We never really got to know the couple at the center of the film, which worked in the film's favor, allowing the audience to easily project itself into the film. For the belated sequel, The Strangers: Prey at Night, not only does the film spend more time getting to know the characters (both a blessing and a curse), it also is a complete stylistic 180 from its predecessor. Whereas The Strangers was a quiet, slow-building thriller, Prey at Night is a garish 1980s throwback, complete with neon colors and a pulsing soundtrack replete with ubiquitous 80s pop (not to mention a John Carpenter-esque score by Adrian Johnston).The masked killers themselves, so chillingly human before, now possess borderline superhuman abilities not unlike Jason Voorhees, which keeps with the 80s theme but makes them far less scary. Their random targets this time is a family on their way to take their troubled teenaged daughter, Kinsey (Bailee Madison) to boarding school. They stop overnight at a trailer park and campground run by a relative, only to find themselves running for their lives.
You have to give Prey at Night credit for at least trying not to rehash the original, charting its own course with its own unique tone. Yet despite its aesthetic departures, it's just not particularly interesting. Its surface level attempts at character development actually make the film less scary. Conventional wisdom tells us that getting to know the characters will actually make us feel for them though, but the emotional connections it creates actively take away from the original's harrowing anonymity. The same goes for the villains, which seem to be everywhere all the time. Prey at Night explores their vulnerabilities, allowing our heroes the chance to fight back against their random sadism, but in so doing ask for a suspension of disbelief that wasn't necessary in The Strangers.
That's not to say that The Strangers was a great film, but there was something quietly effective, and hauntingly real, about its eerily unexplained sense of random violence without explanation. Prey at Night doesn't try to rationalize it, but it does try to ratchet up the stakes, and the result is a significantly diminished return. Not even its climactic homage to The Texas Chainsaw Massacre can elevate it over typical slasher fare, and its final attempt at a twist ending makes even less sense than the original's misguided jump-scare stinger.

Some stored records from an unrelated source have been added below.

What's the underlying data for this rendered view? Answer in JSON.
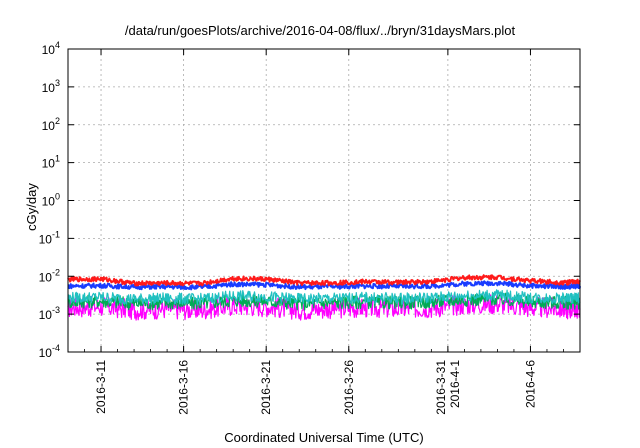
{
  "chart_data": {
    "type": "line",
    "title": "/data/run/goesPlots/archive/2016-04-08/flux/../bryn/31daysMars.plot",
    "xlabel": "Coordinated Universal Time (UTC)",
    "ylabel": "cGy/day",
    "y_scale": "log",
    "ylim": [
      0.0001,
      10000
    ],
    "xlim": [
      "2016-03-09",
      "2016-04-09"
    ],
    "grid": true,
    "y_ticks": [
      {
        "base": "10",
        "exp": "-4"
      },
      {
        "base": "10",
        "exp": "-3"
      },
      {
        "base": "10",
        "exp": "-2"
      },
      {
        "base": "10",
        "exp": "-1"
      },
      {
        "base": "10",
        "exp": "0"
      },
      {
        "base": "10",
        "exp": "1"
      },
      {
        "base": "10",
        "exp": "2"
      },
      {
        "base": "10",
        "exp": "3"
      },
      {
        "base": "10",
        "exp": "4"
      }
    ],
    "x_ticks": [
      {
        "date": "2016-03-11",
        "lines": [
          "2016-3-11"
        ]
      },
      {
        "date": "2016-03-16",
        "lines": [
          "2016-3-16"
        ]
      },
      {
        "date": "2016-03-21",
        "lines": [
          "2016-3-21"
        ]
      },
      {
        "date": "2016-03-26",
        "lines": [
          "2016-3-26"
        ]
      },
      {
        "date": "2016-04-01",
        "lines": [
          "2016-3-31",
          "2016-4-1"
        ]
      },
      {
        "date": "2016-04-06",
        "lines": [
          "2016-4-6"
        ]
      }
    ],
    "series": [
      {
        "color": "#ff00ff",
        "x": [
          "2016-03-09",
          "2016-03-11",
          "2016-03-13",
          "2016-03-15",
          "2016-03-17",
          "2016-03-19",
          "2016-03-21",
          "2016-03-23",
          "2016-03-25",
          "2016-03-27",
          "2016-03-29",
          "2016-03-31",
          "2016-04-02",
          "2016-04-04",
          "2016-04-06",
          "2016-04-08",
          "2016-04-09"
        ],
        "y": [
          0.0015,
          0.0016,
          0.0013,
          0.0014,
          0.0013,
          0.0017,
          0.0016,
          0.0013,
          0.0014,
          0.0015,
          0.0014,
          0.0015,
          0.0018,
          0.0019,
          0.0015,
          0.0014,
          0.0014
        ]
      },
      {
        "color": "#00aa55",
        "x": [
          "2016-03-09",
          "2016-03-11",
          "2016-03-13",
          "2016-03-15",
          "2016-03-17",
          "2016-03-19",
          "2016-03-21",
          "2016-03-23",
          "2016-03-25",
          "2016-03-27",
          "2016-03-29",
          "2016-03-31",
          "2016-04-02",
          "2016-04-04",
          "2016-04-06",
          "2016-04-08",
          "2016-04-09"
        ],
        "y": [
          0.0021,
          0.0022,
          0.0019,
          0.002,
          0.0019,
          0.0023,
          0.0022,
          0.0019,
          0.002,
          0.0021,
          0.002,
          0.0021,
          0.0024,
          0.0025,
          0.0021,
          0.002,
          0.002
        ]
      },
      {
        "color": "#20c0c0",
        "x": [
          "2016-03-09",
          "2016-03-11",
          "2016-03-13",
          "2016-03-15",
          "2016-03-17",
          "2016-03-19",
          "2016-03-21",
          "2016-03-23",
          "2016-03-25",
          "2016-03-27",
          "2016-03-29",
          "2016-03-31",
          "2016-04-02",
          "2016-04-04",
          "2016-04-06",
          "2016-04-08",
          "2016-04-09"
        ],
        "y": [
          0.0027,
          0.0028,
          0.0025,
          0.0026,
          0.0025,
          0.003,
          0.0029,
          0.0025,
          0.0026,
          0.0027,
          0.0026,
          0.0027,
          0.0031,
          0.0032,
          0.0027,
          0.0026,
          0.0027
        ]
      },
      {
        "color": "#1a3cff",
        "x": [
          "2016-03-09",
          "2016-03-11",
          "2016-03-13",
          "2016-03-15",
          "2016-03-17",
          "2016-03-19",
          "2016-03-21",
          "2016-03-23",
          "2016-03-25",
          "2016-03-27",
          "2016-03-29",
          "2016-03-31",
          "2016-04-02",
          "2016-04-04",
          "2016-04-06",
          "2016-04-08",
          "2016-04-09"
        ],
        "y": [
          0.0055,
          0.0057,
          0.0052,
          0.0053,
          0.0051,
          0.0062,
          0.006,
          0.0052,
          0.0053,
          0.0055,
          0.0054,
          0.0055,
          0.0064,
          0.0066,
          0.0056,
          0.0053,
          0.0055
        ]
      },
      {
        "color": "#ff1a1a",
        "x": [
          "2016-03-09",
          "2016-03-11",
          "2016-03-13",
          "2016-03-15",
          "2016-03-17",
          "2016-03-19",
          "2016-03-21",
          "2016-03-23",
          "2016-03-25",
          "2016-03-27",
          "2016-03-29",
          "2016-03-31",
          "2016-04-02",
          "2016-04-04",
          "2016-04-06",
          "2016-04-08",
          "2016-04-09"
        ],
        "y": [
          0.0082,
          0.0085,
          0.0065,
          0.0066,
          0.0064,
          0.0088,
          0.0084,
          0.0066,
          0.0067,
          0.0072,
          0.0069,
          0.0073,
          0.0092,
          0.0095,
          0.0076,
          0.0068,
          0.0072
        ]
      }
    ]
  }
}
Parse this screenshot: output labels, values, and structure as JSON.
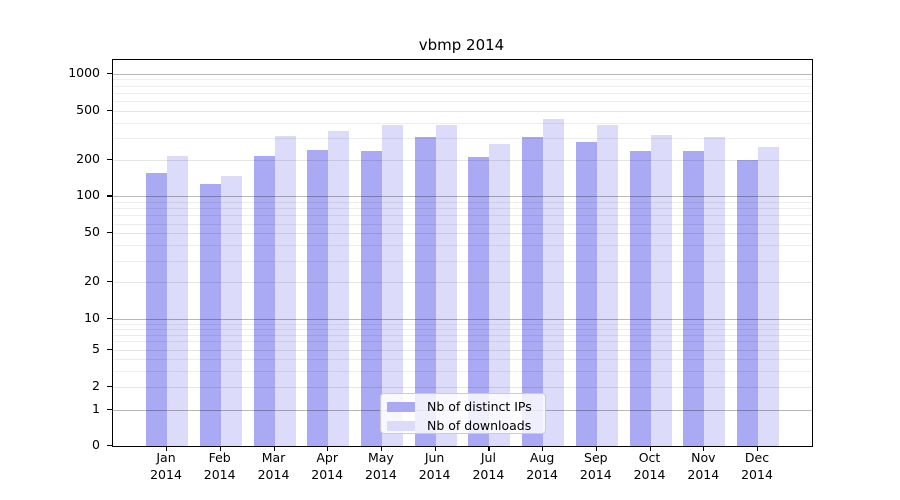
{
  "title": "vbmp 2014",
  "chart_data": {
    "type": "bar",
    "title": "vbmp 2014",
    "categories": [
      "Jan",
      "Feb",
      "Mar",
      "Apr",
      "May",
      "Jun",
      "Jul",
      "Aug",
      "Sep",
      "Oct",
      "Nov",
      "Dec"
    ],
    "category_year": "2014",
    "series": [
      {
        "name": "Nb of distinct IPs",
        "color": "#a9a9f4",
        "values": [
          155,
          126,
          212,
          240,
          234,
          304,
          209,
          304,
          280,
          237,
          234,
          200
        ]
      },
      {
        "name": "Nb of downloads",
        "color": "#dcdcfa",
        "values": [
          212,
          148,
          310,
          345,
          386,
          381,
          269,
          429,
          386,
          316,
          304,
          252
        ]
      }
    ],
    "yscale": "symlog",
    "ylim": [
      0,
      1000
    ],
    "yticks": [
      1000,
      500,
      200,
      100,
      50,
      20,
      10,
      5,
      2,
      1,
      0
    ],
    "minor_gridline_values": [
      3,
      4,
      6,
      7,
      8,
      9,
      30,
      40,
      60,
      70,
      80,
      90,
      300,
      400,
      600,
      700,
      800,
      900
    ],
    "decade_gridline_values": [
      1,
      10,
      100,
      1000
    ],
    "grid": true,
    "legend_position": "lower center"
  },
  "colors": {
    "background": "#ffffff",
    "spine": "#000000",
    "series_ips": "#a9a9f4",
    "series_downloads": "#dcdcfa",
    "legend_border": "#cccccc"
  }
}
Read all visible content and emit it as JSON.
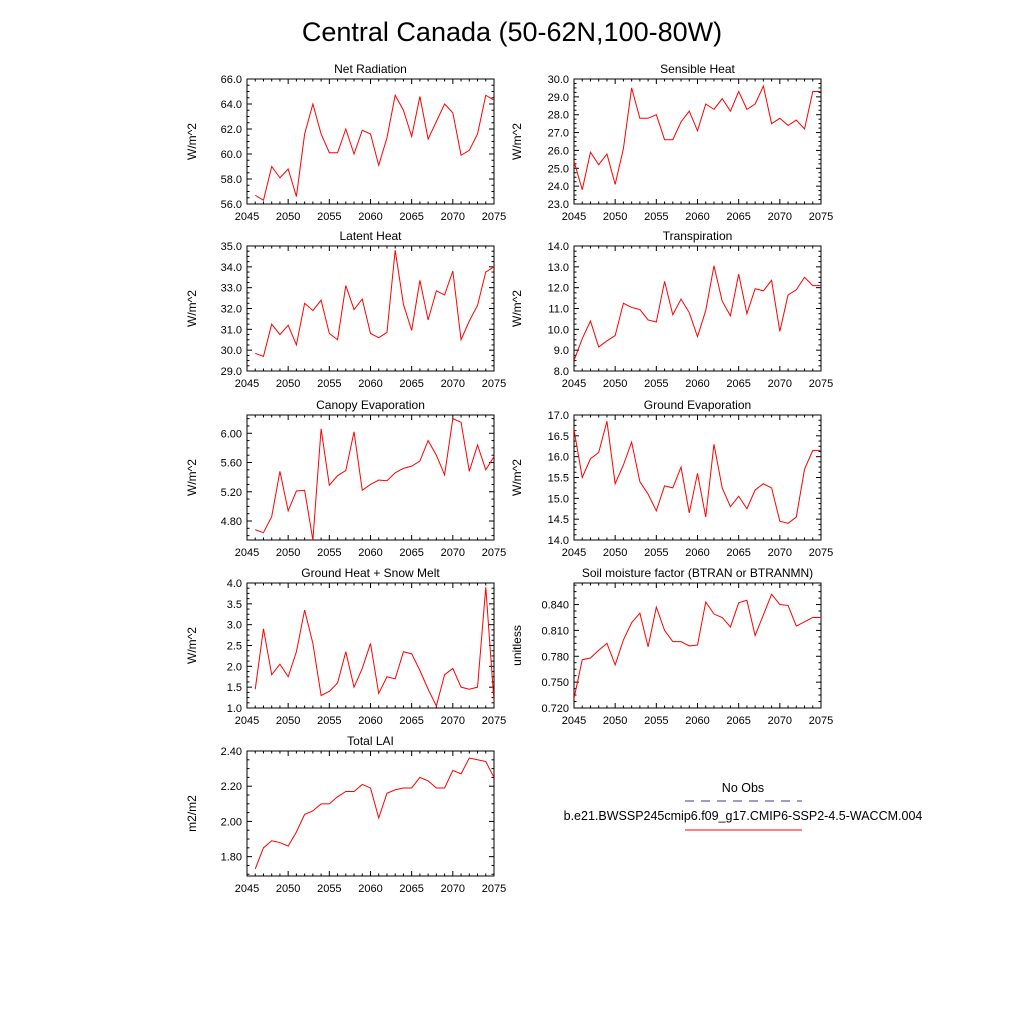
{
  "figure_title": "Central Canada (50-62N,100-80W)",
  "legend": {
    "obs_label": "No Obs",
    "obs_color": "#3b3b8f",
    "model_label": "b.e21.BWSSP245cmip6.f09_g17.CMIP6-SSP2-4.5-WACCM.004",
    "model_color": "#ff0000"
  },
  "chart_data": [
    {
      "type": "line",
      "title": "Net Radiation",
      "ylabel": "W/m^2",
      "xlim": [
        2045,
        2075
      ],
      "ylim": [
        56.0,
        66.0
      ],
      "xticks": [
        2045,
        2050,
        2055,
        2060,
        2065,
        2070,
        2075
      ],
      "yticks": [
        "56.0",
        "58.0",
        "60.0",
        "62.0",
        "64.0",
        "66.0"
      ],
      "x": [
        2046,
        2047,
        2048,
        2049,
        2050,
        2051,
        2052,
        2053,
        2054,
        2055,
        2056,
        2057,
        2058,
        2059,
        2060,
        2061,
        2062,
        2063,
        2064,
        2065,
        2066,
        2067,
        2068,
        2069,
        2070,
        2071,
        2072,
        2073,
        2074,
        2075
      ],
      "series": [
        {
          "values": [
            56.7,
            56.3,
            59.0,
            58.1,
            58.8,
            56.6,
            61.6,
            64.0,
            61.6,
            60.1,
            60.1,
            62.0,
            60.0,
            61.9,
            61.6,
            59.1,
            61.3,
            64.7,
            63.5,
            61.4,
            64.6,
            61.2,
            62.6,
            64.0,
            63.3,
            59.9,
            60.3,
            61.6,
            64.7,
            64.3
          ],
          "color": "#ff0000"
        }
      ]
    },
    {
      "type": "line",
      "title": "Sensible Heat",
      "ylabel": "W/m^2",
      "xlim": [
        2045,
        2075
      ],
      "ylim": [
        23.0,
        30.0
      ],
      "xticks": [
        2045,
        2050,
        2055,
        2060,
        2065,
        2070,
        2075
      ],
      "yticks": [
        "23.0",
        "24.0",
        "25.0",
        "26.0",
        "27.0",
        "28.0",
        "29.0",
        "30.0"
      ],
      "x": [
        2045,
        2046,
        2047,
        2048,
        2049,
        2050,
        2051,
        2052,
        2053,
        2054,
        2055,
        2056,
        2057,
        2058,
        2059,
        2060,
        2061,
        2062,
        2063,
        2064,
        2065,
        2066,
        2067,
        2068,
        2069,
        2070,
        2071,
        2072,
        2073,
        2074,
        2075
      ],
      "series": [
        {
          "values": [
            25.4,
            23.8,
            25.9,
            25.2,
            25.8,
            24.1,
            26.1,
            29.5,
            27.8,
            27.8,
            28.0,
            26.6,
            26.6,
            27.6,
            28.2,
            27.1,
            28.6,
            28.3,
            28.9,
            28.2,
            29.3,
            28.3,
            28.6,
            29.6,
            27.5,
            27.8,
            27.4,
            27.7,
            27.2,
            29.3,
            29.3
          ],
          "color": "#ff0000"
        }
      ]
    },
    {
      "type": "line",
      "title": "Latent Heat",
      "ylabel": "W/m^2",
      "xlim": [
        2045,
        2075
      ],
      "ylim": [
        29.0,
        35.0
      ],
      "xticks": [
        2045,
        2050,
        2055,
        2060,
        2065,
        2070,
        2075
      ],
      "yticks": [
        "29.0",
        "30.0",
        "31.0",
        "32.0",
        "33.0",
        "34.0",
        "35.0"
      ],
      "x": [
        2046,
        2047,
        2048,
        2049,
        2050,
        2051,
        2052,
        2053,
        2054,
        2055,
        2056,
        2057,
        2058,
        2059,
        2060,
        2061,
        2062,
        2063,
        2064,
        2065,
        2066,
        2067,
        2068,
        2069,
        2070,
        2071,
        2072,
        2073,
        2074,
        2075
      ],
      "series": [
        {
          "values": [
            29.85,
            29.7,
            31.25,
            30.75,
            31.2,
            30.25,
            32.25,
            31.9,
            32.4,
            30.8,
            30.5,
            33.1,
            31.95,
            32.45,
            30.8,
            30.6,
            30.85,
            34.8,
            32.2,
            30.95,
            33.35,
            31.45,
            32.85,
            32.65,
            33.8,
            30.5,
            31.4,
            32.15,
            33.75,
            34.0
          ],
          "color": "#ff0000"
        }
      ]
    },
    {
      "type": "line",
      "title": "Transpiration",
      "ylabel": "W/m^2",
      "xlim": [
        2045,
        2075
      ],
      "ylim": [
        8.0,
        14.0
      ],
      "xticks": [
        2045,
        2050,
        2055,
        2060,
        2065,
        2070,
        2075
      ],
      "yticks": [
        "8.0",
        "9.0",
        "10.0",
        "11.0",
        "12.0",
        "13.0",
        "14.0"
      ],
      "x": [
        2045,
        2046,
        2047,
        2048,
        2049,
        2050,
        2051,
        2052,
        2053,
        2054,
        2055,
        2056,
        2057,
        2058,
        2059,
        2060,
        2061,
        2062,
        2063,
        2064,
        2065,
        2066,
        2067,
        2068,
        2069,
        2070,
        2071,
        2072,
        2073,
        2074,
        2075
      ],
      "series": [
        {
          "values": [
            8.5,
            9.55,
            10.4,
            9.15,
            9.45,
            9.7,
            11.25,
            11.05,
            10.95,
            10.45,
            10.35,
            12.3,
            10.7,
            11.45,
            10.8,
            9.65,
            10.9,
            13.05,
            11.35,
            10.65,
            12.65,
            10.75,
            11.95,
            11.85,
            12.35,
            9.9,
            11.65,
            11.9,
            12.5,
            12.1,
            12.1
          ],
          "color": "#ff0000"
        }
      ]
    },
    {
      "type": "line",
      "title": "Canopy Evaporation",
      "ylabel": "W/m^2",
      "xlim": [
        2045,
        2075
      ],
      "ylim": [
        4.54,
        6.25
      ],
      "xticks": [
        2045,
        2050,
        2055,
        2060,
        2065,
        2070,
        2075
      ],
      "yticks": [
        "4.80",
        "5.20",
        "5.60",
        "6.00"
      ],
      "x": [
        2046,
        2047,
        2048,
        2049,
        2050,
        2051,
        2052,
        2053,
        2054,
        2055,
        2056,
        2057,
        2058,
        2059,
        2060,
        2061,
        2062,
        2063,
        2064,
        2065,
        2066,
        2067,
        2068,
        2069,
        2070,
        2071,
        2072,
        2073,
        2074,
        2075
      ],
      "series": [
        {
          "values": [
            4.68,
            4.64,
            4.86,
            5.48,
            4.94,
            5.21,
            5.22,
            4.54,
            6.06,
            5.29,
            5.42,
            5.49,
            6.02,
            5.22,
            5.3,
            5.36,
            5.35,
            5.46,
            5.52,
            5.55,
            5.62,
            5.9,
            5.7,
            5.43,
            6.2,
            6.15,
            5.48,
            5.84,
            5.5,
            5.68
          ],
          "color": "#ff0000"
        }
      ]
    },
    {
      "type": "line",
      "title": "Ground Evaporation",
      "ylabel": "W/m^2",
      "xlim": [
        2045,
        2075
      ],
      "ylim": [
        14.0,
        17.0
      ],
      "xticks": [
        2045,
        2050,
        2055,
        2060,
        2065,
        2070,
        2075
      ],
      "yticks": [
        "14.0",
        "14.5",
        "15.0",
        "15.5",
        "16.0",
        "16.5",
        "17.0"
      ],
      "x": [
        2045,
        2046,
        2047,
        2048,
        2049,
        2050,
        2051,
        2052,
        2053,
        2054,
        2055,
        2056,
        2057,
        2058,
        2059,
        2060,
        2061,
        2062,
        2063,
        2064,
        2065,
        2066,
        2067,
        2068,
        2069,
        2070,
        2071,
        2072,
        2073,
        2074,
        2075
      ],
      "series": [
        {
          "values": [
            16.65,
            15.5,
            15.95,
            16.1,
            16.85,
            15.35,
            15.8,
            16.35,
            15.4,
            15.1,
            14.7,
            15.3,
            15.25,
            15.75,
            14.65,
            15.6,
            14.55,
            16.3,
            15.25,
            14.8,
            15.05,
            14.75,
            15.2,
            15.35,
            15.25,
            14.45,
            14.4,
            14.55,
            15.7,
            16.15,
            16.15
          ],
          "color": "#ff0000"
        }
      ]
    },
    {
      "type": "line",
      "title": "Ground Heat + Snow Melt",
      "ylabel": "W/m^2",
      "xlim": [
        2045,
        2075
      ],
      "ylim": [
        1.0,
        4.0
      ],
      "xticks": [
        2045,
        2050,
        2055,
        2060,
        2065,
        2070,
        2075
      ],
      "yticks": [
        "1.0",
        "1.5",
        "2.0",
        "2.5",
        "3.0",
        "3.5",
        "4.0"
      ],
      "x": [
        2046,
        2047,
        2048,
        2049,
        2050,
        2051,
        2052,
        2053,
        2054,
        2055,
        2056,
        2057,
        2058,
        2059,
        2060,
        2061,
        2062,
        2063,
        2064,
        2065,
        2066,
        2067,
        2068,
        2069,
        2070,
        2071,
        2072,
        2073,
        2074,
        2075
      ],
      "series": [
        {
          "values": [
            1.45,
            2.9,
            1.8,
            2.05,
            1.75,
            2.35,
            3.35,
            2.55,
            1.3,
            1.4,
            1.6,
            2.35,
            1.5,
            1.95,
            2.55,
            1.35,
            1.75,
            1.7,
            2.35,
            2.3,
            1.9,
            1.45,
            1.05,
            1.8,
            1.95,
            1.5,
            1.45,
            1.5,
            3.9,
            1.15
          ],
          "color": "#ff0000"
        }
      ]
    },
    {
      "type": "line",
      "title": "Soil moisture factor (BTRAN or BTRANMN)",
      "ylabel": "unitless",
      "xlim": [
        2045,
        2075
      ],
      "ylim": [
        0.72,
        0.865
      ],
      "xticks": [
        2045,
        2050,
        2055,
        2060,
        2065,
        2070,
        2075
      ],
      "yticks": [
        "0.720",
        "0.750",
        "0.780",
        "0.810",
        "0.840"
      ],
      "x": [
        2045,
        2046,
        2047,
        2048,
        2049,
        2050,
        2051,
        2052,
        2053,
        2054,
        2055,
        2056,
        2057,
        2058,
        2059,
        2060,
        2061,
        2062,
        2063,
        2064,
        2065,
        2066,
        2067,
        2068,
        2069,
        2070,
        2071,
        2072,
        2073,
        2074,
        2075
      ],
      "series": [
        {
          "values": [
            0.731,
            0.776,
            0.778,
            0.787,
            0.795,
            0.77,
            0.799,
            0.819,
            0.83,
            0.791,
            0.837,
            0.81,
            0.797,
            0.797,
            0.792,
            0.793,
            0.843,
            0.829,
            0.825,
            0.814,
            0.842,
            0.845,
            0.804,
            0.828,
            0.852,
            0.84,
            0.839,
            0.815,
            0.82,
            0.825,
            0.825
          ],
          "color": "#ff0000"
        }
      ]
    },
    {
      "type": "line",
      "title": "Total LAI",
      "ylabel": "m2/m2",
      "xlim": [
        2045,
        2075
      ],
      "ylim": [
        1.69,
        2.4
      ],
      "xticks": [
        2045,
        2050,
        2055,
        2060,
        2065,
        2070,
        2075
      ],
      "yticks": [
        "1.80",
        "2.00",
        "2.20",
        "2.40"
      ],
      "x": [
        2046,
        2047,
        2048,
        2049,
        2050,
        2051,
        2052,
        2053,
        2054,
        2055,
        2056,
        2057,
        2058,
        2059,
        2060,
        2061,
        2062,
        2063,
        2064,
        2065,
        2066,
        2067,
        2068,
        2069,
        2070,
        2071,
        2072,
        2073,
        2074,
        2075
      ],
      "series": [
        {
          "values": [
            1.73,
            1.85,
            1.89,
            1.88,
            1.86,
            1.94,
            2.04,
            2.06,
            2.1,
            2.1,
            2.14,
            2.17,
            2.17,
            2.21,
            2.19,
            2.02,
            2.16,
            2.18,
            2.19,
            2.19,
            2.25,
            2.23,
            2.19,
            2.19,
            2.29,
            2.27,
            2.36,
            2.35,
            2.34,
            2.25
          ],
          "color": "#ff0000"
        }
      ]
    }
  ]
}
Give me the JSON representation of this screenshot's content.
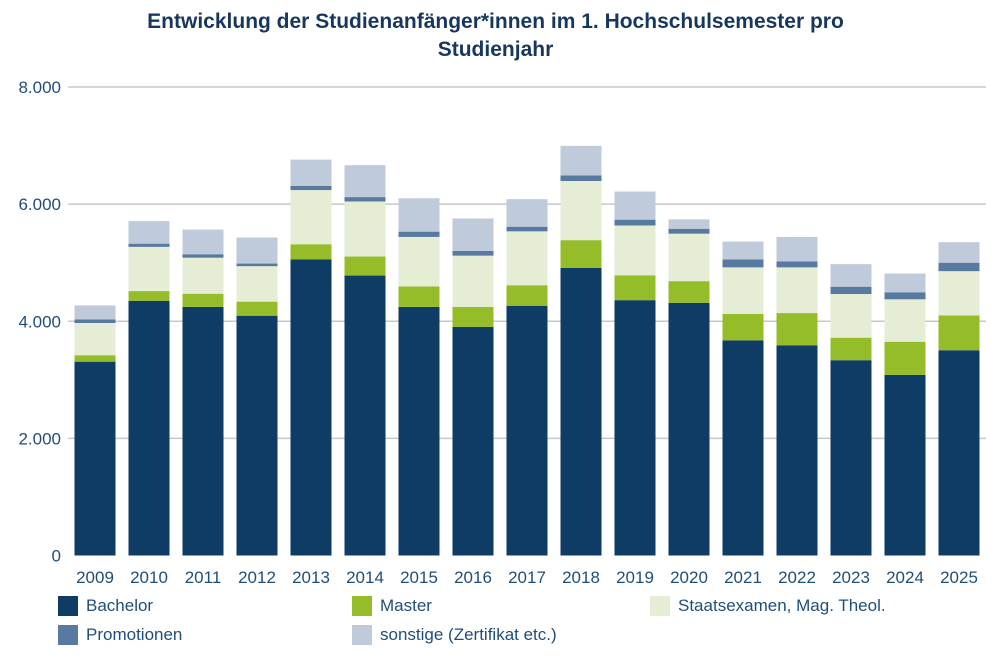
{
  "chart_data": {
    "type": "bar",
    "stacked": true,
    "title": "Entwicklung der Studienanfänger*innen im 1. Hochschulsemester pro Studienjahr",
    "title_lines": [
      "Entwicklung der Studienanfänger*innen im 1. Hochschulsemester pro",
      "Studienjahr"
    ],
    "xlabel": "",
    "ylabel": "",
    "ylim": [
      0,
      8000
    ],
    "yticks": [
      0,
      2000,
      4000,
      6000,
      8000
    ],
    "ytick_labels": [
      "0",
      "2.000",
      "4.000",
      "6.000",
      "8.000"
    ],
    "grid": true,
    "legend_position": "bottom",
    "categories": [
      "2009",
      "2010",
      "2011",
      "2012",
      "2013",
      "2014",
      "2015",
      "2016",
      "2017",
      "2018",
      "2019",
      "2020",
      "2021",
      "2022",
      "2023",
      "2024",
      "2025"
    ],
    "series": [
      {
        "name": "Bachelor",
        "color": "#0f3c64",
        "values": [
          3310,
          4350,
          4245,
          4095,
          5055,
          4780,
          4245,
          3905,
          4265,
          4910,
          4360,
          4315,
          3675,
          3590,
          3335,
          3085,
          3505
        ]
      },
      {
        "name": "Master",
        "color": "#95bd2a",
        "values": [
          110,
          165,
          225,
          240,
          260,
          325,
          350,
          340,
          350,
          475,
          425,
          370,
          450,
          550,
          385,
          565,
          595
        ]
      },
      {
        "name": "Staatsexamen, Mag. Theol.",
        "color": "#e6edd5",
        "values": [
          550,
          755,
          615,
          605,
          925,
          940,
          845,
          875,
          920,
          1010,
          850,
          810,
          795,
          780,
          745,
          725,
          755
        ]
      },
      {
        "name": "Promotionen",
        "color": "#587aa0",
        "values": [
          60,
          55,
          60,
          45,
          70,
          75,
          90,
          80,
          80,
          95,
          100,
          85,
          135,
          100,
          125,
          120,
          145
        ]
      },
      {
        "name": "sonstige (Zertifikat etc.)",
        "color": "#bfcadb",
        "values": [
          240,
          385,
          420,
          445,
          450,
          545,
          570,
          555,
          470,
          505,
          480,
          160,
          305,
          420,
          385,
          320,
          350
        ]
      }
    ]
  }
}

80s nostalgia is all the rage right now, and director Johannes Roberts certainly tries to elevate the material (the soundtrack is probably its strongest asset), but it doesn't make a lot of sense for a film set in modern day, and never quite escapes the feeling that we've seen all this before. This is one horror franchise that would have been best left as a one-off, its killers unexplained, its outcome uncertain, its masked murderers forever anonymous. Instead, Prey at Night tries to expand the mythology of characters that were best left alone.